Jiang Xukai, Patil Nitin A, Xu Yuwen, Wickremasinghe Hasini, Zhou Qi Tony, Zhou Fanfan, Thompson Philip E, Wang Lushan, Xiao Min, Roberts Kade D, Velkov Tony, Li Jian
National Glycoengineering Research Center, Shandong University, Qingdao 266237, China.
Biomedicine Discovery Institute, Infection Program and Department of Microbiology, Monash University, Melbourne 3800, Australia.
J Med Chem. 2023 Dec 14;66(23):16109-16119. doi: 10.1021/acs.jmedchem.3c01497. Epub 2023 Nov 29.

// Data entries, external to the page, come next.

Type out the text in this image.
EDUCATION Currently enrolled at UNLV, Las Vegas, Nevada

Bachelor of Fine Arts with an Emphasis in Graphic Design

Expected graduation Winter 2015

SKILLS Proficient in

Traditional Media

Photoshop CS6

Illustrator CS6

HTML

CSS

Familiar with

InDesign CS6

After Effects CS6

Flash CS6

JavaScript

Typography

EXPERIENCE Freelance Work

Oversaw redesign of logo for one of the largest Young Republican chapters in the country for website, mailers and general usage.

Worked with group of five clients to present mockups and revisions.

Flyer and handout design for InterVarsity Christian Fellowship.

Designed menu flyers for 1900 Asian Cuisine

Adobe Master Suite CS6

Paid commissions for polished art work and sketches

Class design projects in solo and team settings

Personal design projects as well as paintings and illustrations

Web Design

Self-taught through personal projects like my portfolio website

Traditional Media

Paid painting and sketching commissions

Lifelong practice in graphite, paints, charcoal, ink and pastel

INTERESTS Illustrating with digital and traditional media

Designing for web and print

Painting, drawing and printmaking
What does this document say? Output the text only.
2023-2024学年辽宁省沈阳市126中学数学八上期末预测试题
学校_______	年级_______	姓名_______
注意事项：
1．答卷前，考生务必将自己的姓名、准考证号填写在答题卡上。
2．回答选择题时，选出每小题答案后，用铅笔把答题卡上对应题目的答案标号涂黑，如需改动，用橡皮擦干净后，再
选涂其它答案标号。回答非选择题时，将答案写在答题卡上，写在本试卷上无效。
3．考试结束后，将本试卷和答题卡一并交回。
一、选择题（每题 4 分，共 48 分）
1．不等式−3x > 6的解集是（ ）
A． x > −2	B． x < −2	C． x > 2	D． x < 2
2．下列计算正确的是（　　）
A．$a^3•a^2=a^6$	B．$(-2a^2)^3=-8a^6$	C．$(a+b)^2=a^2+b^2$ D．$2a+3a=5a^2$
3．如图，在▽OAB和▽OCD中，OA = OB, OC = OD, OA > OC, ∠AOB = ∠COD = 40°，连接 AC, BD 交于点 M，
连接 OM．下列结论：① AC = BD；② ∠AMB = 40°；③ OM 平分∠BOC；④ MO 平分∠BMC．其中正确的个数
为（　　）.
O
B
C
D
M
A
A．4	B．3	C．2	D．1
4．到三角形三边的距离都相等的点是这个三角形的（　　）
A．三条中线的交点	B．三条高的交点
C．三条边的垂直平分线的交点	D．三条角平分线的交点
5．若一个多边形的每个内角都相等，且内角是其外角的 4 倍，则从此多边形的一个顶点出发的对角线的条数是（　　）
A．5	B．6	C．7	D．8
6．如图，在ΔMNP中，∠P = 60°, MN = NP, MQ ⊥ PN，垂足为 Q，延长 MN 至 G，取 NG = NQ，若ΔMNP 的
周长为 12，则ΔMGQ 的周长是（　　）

Multidrug-resistant Gram-negative bacteria present an urgent and formidable threat to the global public health. Polymyxins have emerged as a last-resort therapy against these 'superbugs'; however, their efficacy against pulmonary infection is poor. In this study, we integrated chemical biology and molecular dynamics simulations to examine how the alveolar lung surfactant significantly reduces polymyxin antibacterial activity. We discovered that lung surfactant is a phospholipid-based permeability barrier against polymyxins, compromising their efficacy against target bacteria. Next, we unraveled the structure-interaction relationship between polymyxins and lung surfactant, elucidating the thermodynamics that govern the penetration of polymyxins through this critical surfactant layer. Moreover, we developed a novel analog, FADDI-235, which exhibited potent activity against Gram-negative bacteria, both in the presence and absence of lung surfactant. These findings shed new light on the sequestration mechanism of lung surfactant on polymyxins and importantly pave the way for the rational design of new-generation lipopeptide antibiotics to effectively treat Gram-negative bacterial pneumonia.
多重耐药革兰氏阴性菌对全球公共卫生构成了紧迫而巨大的威胁。多粘菌素已成为对抗这些“超级细菌”的最后一道防线;然而,它们对肺部感染的疗效不佳。在本研究中,我们结合化学生物学和分子动力学模拟,以研究肺泡肺表面活性物质如何显著降低多粘菌素的抗菌活性。我们发现肺表面活性物质是一种基于磷脂的针对多粘菌素的渗透屏障,损害了它们对靶细菌的疗效。接下来,我们揭示了多粘菌素与肺表面活性物质之间的结构 - 相互作用关系,阐明了控制多粘菌素穿透这一关键表面活性物质层的热力学原理。此外,我们开发了一种新型类似物FADDI - 235,它在有和没有肺表面活性物质的情况下,对革兰氏阴性菌均表现出强效活性。这些发现为肺表面活性物质对多粘菌素的隔离机制提供了新的见解,并且重要的是为合理设计新一代脂肽抗生素以有效治疗革兰氏阴性菌肺炎铺平了道路。